Among the studies submitted to the FCC andreleased this weekas part of its media ownership review process is one that looks at the relationship between radio station ownership and minority-targeted programming, always a hot-button political topic in radio circles.
Its findings seem unlikely to create major change in the political calculus or in industry opinion about the key issues. But decide for yourself. Here are its conclusions. The study was by Joel Waldfogel of the Carlson School and Department of Economics at the University of Minnesota:
1) As in the 1990s, blacks and nonblacks — and Hispanics and non-Hispanics — have “starkly different preferences” in radio programming, Waldfogel found. “Urban stations collectively attract half of black listening but only 4% of nonblack listening. Spanish stations attract nearly half of Hispanic listening and negligible amounts of non-Hispanic listening.”

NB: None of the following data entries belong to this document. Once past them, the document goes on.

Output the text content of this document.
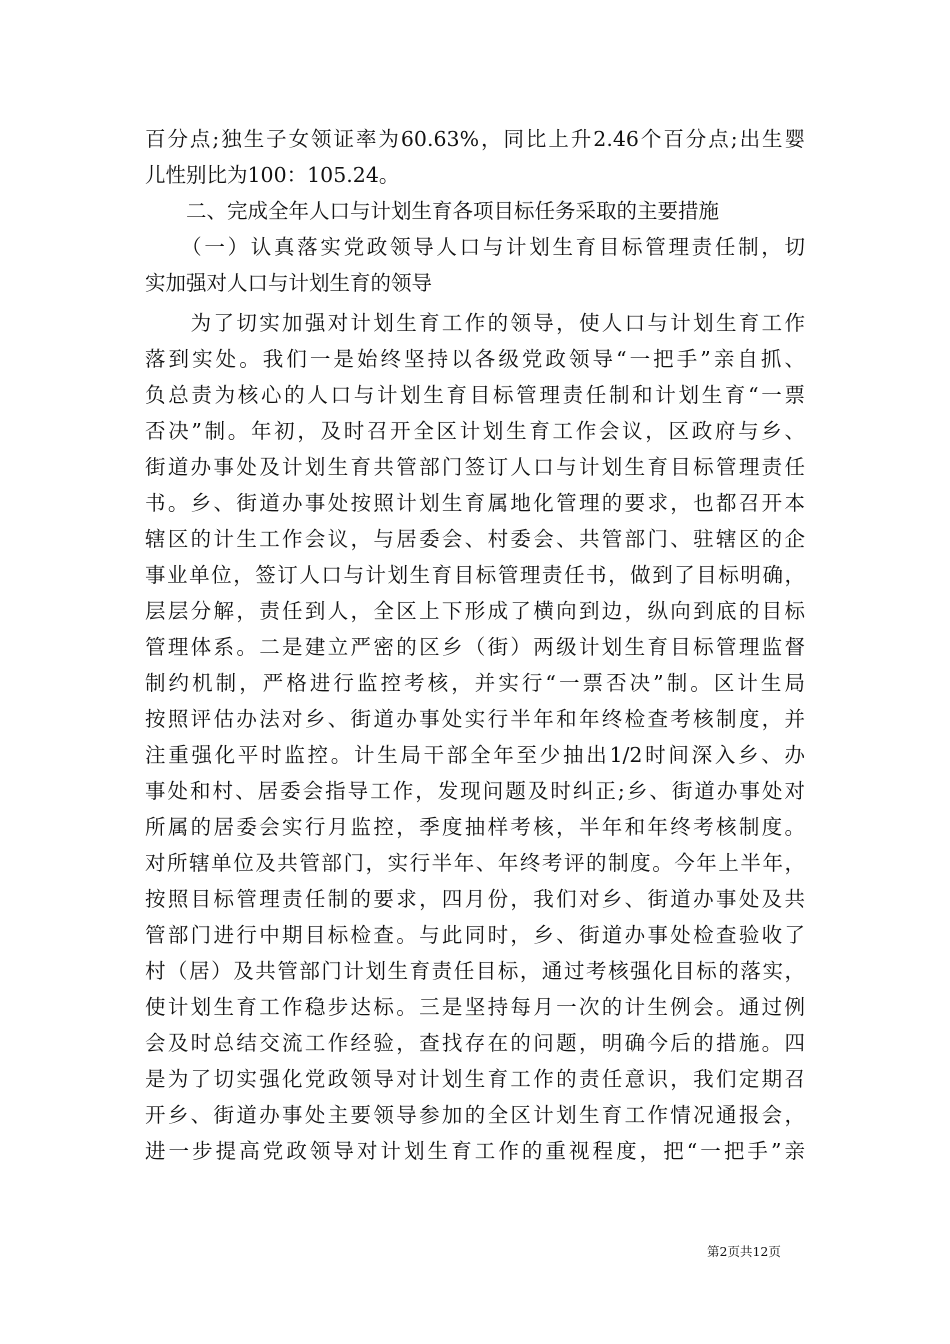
百分点;独生子女领证率为60.63%，同比上升2.46个百分点;出生婴
儿性别比为100：105.24。
　　二、完成全年人口与计划生育各项目标任务采取的主要措施
　　（一）认真落实党政领导人口与计划生育目标管理责任制，切
实加强对人口与计划生育的领导
　　为了切实加强对计划生育工作的领导，使人口与计划生育工作
落到实处。我们一是始终坚持以各级党政领导“一把手”亲自抓、
负总责为核心的人口与计划生育目标管理责任制和计划生育“一票
否决”制。年初，及时召开全区计划生育工作会议，区政府与乡、
街道办事处及计划生育共管部门签订人口与计划生育目标管理责任
书。乡、街道办事处按照计划生育属地化管理的要求，也都召开本
辖区的计生工作会议，与居委会、村委会、共管部门、驻辖区的企
事业单位，签订人口与计划生育目标管理责任书，做到了目标明确，
层层分解，责任到人，全区上下形成了横向到边，纵向到底的目标
管理体系。二是建立严密的区乡（街）两级计划生育目标管理监督
制约机制，严格进行监控考核，并实行“一票否决”制。区计生局
按照评估办法对乡、街道办事处实行半年和年终检查考核制度，并
注重强化平时监控。计生局干部全年至少抽出1/2时间深入乡、办
事处和村、居委会指导工作，发现问题及时纠正;乡、街道办事处对
所属的居委会实行月监控，季度抽样考核，半年和年终考核制度。
对所辖单位及共管部门，实行半年、年终考评的制度。今年上半年，
按照目标管理责任制的要求，四月份，我们对乡、街道办事处及共
管部门进行中期目标检查。与此同时，乡、街道办事处检查验收了
村（居）及共管部门计划生育责任目标，通过考核强化目标的落实，
使计划生育工作稳步达标。三是坚持每月一次的计生例会。通过例
会及时总结交流工作经验，查找存在的问题，明确今后的措施。四
是为了切实强化党政领导对计划生育工作的责任意识，我们定期召
开乡、街道办事处主要领导参加的全区计划生育工作情况通报会，
进一步提高党政领导对计划生育工作的重视程度，把“一把手”亲
第2页共12页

2) Some minority-targeted formats like urban, jazz and Spanish are less commonly available than others.
3) “As in the 1990s, most minority-owned stations target minority listeners, but — also as in the 1990s — most minority-targeted stations are not minority-owned.”

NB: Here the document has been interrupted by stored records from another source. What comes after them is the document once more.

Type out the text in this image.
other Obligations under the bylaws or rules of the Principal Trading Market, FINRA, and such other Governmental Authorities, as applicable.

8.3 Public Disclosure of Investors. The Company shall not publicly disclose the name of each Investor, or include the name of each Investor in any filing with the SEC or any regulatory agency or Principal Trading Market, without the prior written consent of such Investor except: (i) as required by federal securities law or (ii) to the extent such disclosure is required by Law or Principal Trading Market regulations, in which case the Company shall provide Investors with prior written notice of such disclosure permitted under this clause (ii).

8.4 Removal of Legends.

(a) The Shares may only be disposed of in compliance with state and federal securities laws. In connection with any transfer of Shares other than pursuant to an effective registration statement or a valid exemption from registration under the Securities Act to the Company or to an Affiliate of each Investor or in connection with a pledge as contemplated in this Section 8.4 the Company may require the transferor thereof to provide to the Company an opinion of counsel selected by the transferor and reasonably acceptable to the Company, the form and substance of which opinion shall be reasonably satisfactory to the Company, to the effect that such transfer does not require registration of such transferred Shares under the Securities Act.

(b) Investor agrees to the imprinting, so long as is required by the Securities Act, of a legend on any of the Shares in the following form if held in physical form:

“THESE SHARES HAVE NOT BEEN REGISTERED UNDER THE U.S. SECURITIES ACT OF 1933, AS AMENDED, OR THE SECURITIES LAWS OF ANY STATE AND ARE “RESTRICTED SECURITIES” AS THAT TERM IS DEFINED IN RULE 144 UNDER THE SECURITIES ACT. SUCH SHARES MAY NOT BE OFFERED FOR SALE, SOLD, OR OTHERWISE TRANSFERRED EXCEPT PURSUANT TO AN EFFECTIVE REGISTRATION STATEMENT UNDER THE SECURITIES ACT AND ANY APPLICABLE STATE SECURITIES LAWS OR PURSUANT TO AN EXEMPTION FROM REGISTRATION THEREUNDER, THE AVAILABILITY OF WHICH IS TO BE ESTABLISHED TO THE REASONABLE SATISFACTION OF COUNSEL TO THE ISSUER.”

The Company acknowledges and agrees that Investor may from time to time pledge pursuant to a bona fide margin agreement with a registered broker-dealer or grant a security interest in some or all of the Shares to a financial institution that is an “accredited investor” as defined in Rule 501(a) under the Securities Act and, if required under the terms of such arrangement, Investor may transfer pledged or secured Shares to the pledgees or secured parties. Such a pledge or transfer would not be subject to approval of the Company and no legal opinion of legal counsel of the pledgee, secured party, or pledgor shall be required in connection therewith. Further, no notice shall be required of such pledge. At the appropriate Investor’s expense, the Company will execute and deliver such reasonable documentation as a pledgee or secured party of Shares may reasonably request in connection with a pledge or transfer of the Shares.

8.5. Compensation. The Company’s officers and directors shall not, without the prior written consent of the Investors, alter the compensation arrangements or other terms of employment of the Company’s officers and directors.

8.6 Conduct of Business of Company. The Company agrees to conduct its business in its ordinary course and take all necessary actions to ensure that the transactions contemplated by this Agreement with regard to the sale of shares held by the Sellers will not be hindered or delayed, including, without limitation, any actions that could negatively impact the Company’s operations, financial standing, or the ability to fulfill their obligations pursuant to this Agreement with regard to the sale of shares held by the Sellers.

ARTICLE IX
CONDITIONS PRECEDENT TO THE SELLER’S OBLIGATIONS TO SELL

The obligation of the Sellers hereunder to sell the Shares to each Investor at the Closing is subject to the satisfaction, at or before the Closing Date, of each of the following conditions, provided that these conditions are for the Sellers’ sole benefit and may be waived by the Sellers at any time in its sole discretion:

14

4) Waldfogel found that stations in large groups tend to attract more listeners — overall, as well as among blacks and Hispanics — than do stations in smaller ownership groups.

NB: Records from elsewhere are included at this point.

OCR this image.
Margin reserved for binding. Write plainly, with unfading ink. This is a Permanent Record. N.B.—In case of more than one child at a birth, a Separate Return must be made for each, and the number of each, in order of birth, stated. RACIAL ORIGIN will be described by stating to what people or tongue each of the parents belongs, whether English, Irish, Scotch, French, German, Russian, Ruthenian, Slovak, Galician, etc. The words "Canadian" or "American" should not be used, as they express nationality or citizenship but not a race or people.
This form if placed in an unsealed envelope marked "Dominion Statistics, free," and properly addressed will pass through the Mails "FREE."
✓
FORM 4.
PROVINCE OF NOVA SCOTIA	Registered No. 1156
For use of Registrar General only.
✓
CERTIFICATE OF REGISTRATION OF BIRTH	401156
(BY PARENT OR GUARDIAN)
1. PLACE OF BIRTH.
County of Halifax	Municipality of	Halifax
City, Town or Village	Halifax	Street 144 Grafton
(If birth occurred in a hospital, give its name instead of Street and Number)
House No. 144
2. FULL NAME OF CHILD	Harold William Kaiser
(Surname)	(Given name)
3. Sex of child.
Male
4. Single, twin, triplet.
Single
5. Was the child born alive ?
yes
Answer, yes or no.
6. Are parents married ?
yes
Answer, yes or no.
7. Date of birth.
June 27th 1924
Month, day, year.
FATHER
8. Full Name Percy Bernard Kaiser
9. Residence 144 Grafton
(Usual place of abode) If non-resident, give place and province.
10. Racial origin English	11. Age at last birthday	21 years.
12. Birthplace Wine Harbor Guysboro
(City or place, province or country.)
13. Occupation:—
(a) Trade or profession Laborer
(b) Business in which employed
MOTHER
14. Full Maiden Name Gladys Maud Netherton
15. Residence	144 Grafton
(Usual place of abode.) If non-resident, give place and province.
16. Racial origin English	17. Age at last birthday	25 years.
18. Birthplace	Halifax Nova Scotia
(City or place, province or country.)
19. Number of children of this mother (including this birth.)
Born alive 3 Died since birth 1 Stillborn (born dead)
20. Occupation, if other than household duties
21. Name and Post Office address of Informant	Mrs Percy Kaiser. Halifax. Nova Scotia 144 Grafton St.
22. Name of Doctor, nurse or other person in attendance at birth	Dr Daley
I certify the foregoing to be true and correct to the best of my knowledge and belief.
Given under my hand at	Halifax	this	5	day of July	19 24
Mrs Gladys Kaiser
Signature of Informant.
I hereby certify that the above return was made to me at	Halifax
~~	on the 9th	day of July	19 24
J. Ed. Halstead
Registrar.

5) The availability of minority-targeted stations seems to attract more minorities to radio listening, he wrote, though with qualifications.
6) The presence of minority-owned stations in a market appears to raise the amount of minority-targeted programming.
7) In the period Waldfogel studied (2005–2009), he found “mixed evidence” on the statistical relationship between ownership concentration and content variety. He said he was “unable to draw strong conclusions” using data from this time frame, but he cautioned that this is “not the same as a robust finding that there is no effect.” He said existing studies found that elevated ownership concentration raised the number of varieties available, “especially conditional” on the number of stations.
The report makes for dry reading but it provides insight into the challenges (and processes) in trying to quantify things that don’t easily lend themselves to being quantified.
The charts and data toward the end are intriguing, looking at factors such as “Minority and Group Radio Station Ownership,” “Black and White Listening Patterns” by format and “Metro Area Station Availability” (in which we learn for instance that in 2009, 95% of 300 Arbitron metros had at least one country station, 48% had an urban station and 6% had an easy listening/beautiful music outlet).
The studies can be found on its website under “Ownership Studies.”
These reports by scholars outside the agency are meant to help the commission in its periodic media ownership review (MB Docket No. 09-182). Overall, the studies look at issues that affect diversity, competition and localism. Comments are due July 12.